OK, I know it’s not Monday, but I was really busy yesterday and didn’t have time to write, so today it’s Mend-It Monday on Tuesday. In recent months my mending has been ticking over, with objects repaired as necessary, but it’s a subject that I have been thinking about more and more. The culture of consumerism is so bad for the planet – the more we buy, the more we end up throwing away, or simply not using, and it can’t go on… our resources are not limitless. Every time any item is manufactured, it uses some sort of materials, and even if those are repurposed or recycled, there is still energy involved. And what about the hidden resources? How much water does it take to make an item? And what about the waste during manufacturing? And all this before we even start to think about the conditions of the workers, which can be abysmal, especially when it comes to the cheap goods we have come to expect to see in our shops.

Mending box

So, mending is a big step in the right direction – extend the useful life of an object and you buy new stuff less often, so there is an easing of demand for the world’s resources. But this does sound like a bit of a chore and I think that it is also important to see mending in a positive light rather than simply as something “worthy”. I particularly like mending items that I have made… this is how I have come round from my dislike of darning to loving it: because I can keep wearing all those socks that I put so many hours into making in the first place. Indeed, extending the life of something I really love wearing or using is a particular source of happiness for me. I know that eventually I will have to give up on certain much-loved garments, but it’s so good to be able to keep using them for long after “normal” people would have sent them to landfill.

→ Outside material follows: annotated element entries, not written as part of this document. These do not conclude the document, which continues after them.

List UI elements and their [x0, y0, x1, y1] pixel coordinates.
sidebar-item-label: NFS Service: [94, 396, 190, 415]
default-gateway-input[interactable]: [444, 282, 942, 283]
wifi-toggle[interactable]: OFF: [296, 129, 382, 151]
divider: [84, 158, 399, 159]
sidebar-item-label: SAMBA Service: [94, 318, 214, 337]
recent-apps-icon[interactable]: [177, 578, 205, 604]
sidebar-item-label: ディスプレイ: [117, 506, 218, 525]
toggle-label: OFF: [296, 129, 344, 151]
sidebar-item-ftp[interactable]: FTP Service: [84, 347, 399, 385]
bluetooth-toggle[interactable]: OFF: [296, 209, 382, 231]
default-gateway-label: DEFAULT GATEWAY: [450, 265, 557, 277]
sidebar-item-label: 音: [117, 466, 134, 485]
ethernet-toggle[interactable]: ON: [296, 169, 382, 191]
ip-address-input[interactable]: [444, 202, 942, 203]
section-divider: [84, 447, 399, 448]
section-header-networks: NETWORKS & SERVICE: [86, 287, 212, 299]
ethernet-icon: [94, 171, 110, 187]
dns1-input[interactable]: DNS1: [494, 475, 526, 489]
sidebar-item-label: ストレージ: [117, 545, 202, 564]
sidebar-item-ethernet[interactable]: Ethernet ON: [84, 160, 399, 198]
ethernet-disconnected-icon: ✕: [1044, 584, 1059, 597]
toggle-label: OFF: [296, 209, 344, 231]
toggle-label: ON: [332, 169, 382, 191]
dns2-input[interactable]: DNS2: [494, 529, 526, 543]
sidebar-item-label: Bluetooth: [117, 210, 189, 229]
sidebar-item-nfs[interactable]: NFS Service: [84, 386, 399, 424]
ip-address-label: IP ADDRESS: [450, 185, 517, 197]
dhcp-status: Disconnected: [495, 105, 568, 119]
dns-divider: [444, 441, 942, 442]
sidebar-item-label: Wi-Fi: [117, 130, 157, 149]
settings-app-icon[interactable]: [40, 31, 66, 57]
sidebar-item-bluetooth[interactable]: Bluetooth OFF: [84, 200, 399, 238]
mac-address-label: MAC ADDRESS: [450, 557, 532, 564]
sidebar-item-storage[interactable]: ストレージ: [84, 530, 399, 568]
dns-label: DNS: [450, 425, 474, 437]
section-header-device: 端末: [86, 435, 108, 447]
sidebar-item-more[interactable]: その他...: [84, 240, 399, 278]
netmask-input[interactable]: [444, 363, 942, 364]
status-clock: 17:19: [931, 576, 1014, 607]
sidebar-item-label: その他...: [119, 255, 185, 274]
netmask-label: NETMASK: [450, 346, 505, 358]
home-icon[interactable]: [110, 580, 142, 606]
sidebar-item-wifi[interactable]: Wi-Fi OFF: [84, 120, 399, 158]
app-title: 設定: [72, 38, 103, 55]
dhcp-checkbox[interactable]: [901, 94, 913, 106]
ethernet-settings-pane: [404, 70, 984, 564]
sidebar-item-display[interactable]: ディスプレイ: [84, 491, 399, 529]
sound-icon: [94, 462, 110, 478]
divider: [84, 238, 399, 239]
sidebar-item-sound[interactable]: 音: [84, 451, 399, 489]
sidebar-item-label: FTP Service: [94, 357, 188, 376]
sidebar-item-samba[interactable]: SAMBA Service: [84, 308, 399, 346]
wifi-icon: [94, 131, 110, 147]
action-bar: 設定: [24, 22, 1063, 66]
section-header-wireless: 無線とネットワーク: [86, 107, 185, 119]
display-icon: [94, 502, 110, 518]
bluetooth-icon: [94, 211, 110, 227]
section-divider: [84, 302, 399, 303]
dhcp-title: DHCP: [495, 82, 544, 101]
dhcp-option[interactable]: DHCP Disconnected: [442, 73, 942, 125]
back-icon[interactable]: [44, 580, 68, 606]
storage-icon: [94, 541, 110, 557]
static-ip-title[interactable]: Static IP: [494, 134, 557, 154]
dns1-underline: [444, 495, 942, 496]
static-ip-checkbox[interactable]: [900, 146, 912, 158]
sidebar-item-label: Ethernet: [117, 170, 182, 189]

A skillful invisible mend is an amazing thing and something that I do not excel at, but visible mends are great fun and also highlight to others the possibilities. Fortunately, visible mending is acceptable, and even trendy, these days. Over the years I’ve got good at darning socks and have had a bash at boro, but I’ve been looking to extend my range of skills and have, therefore recently invested in some new books and equipment. I’m particularly excited by the arrival just this morning of a “Speedweve”: a tiny loom to assist with mending all sorts of fabric, including (I hope) some of the things that I’ve struggled with in the past. I’ve also treated myself to a Japanese leather palm thimble, some sashiko needles, long darning needles and sashiko thread (which I want to compare to the embroidery thread I have been using for boro).

So, today I don’t have any completed mends to display, but hopefully I’ll soon be showing off the results of playing with my tiny loom and practising my Japanese stitching.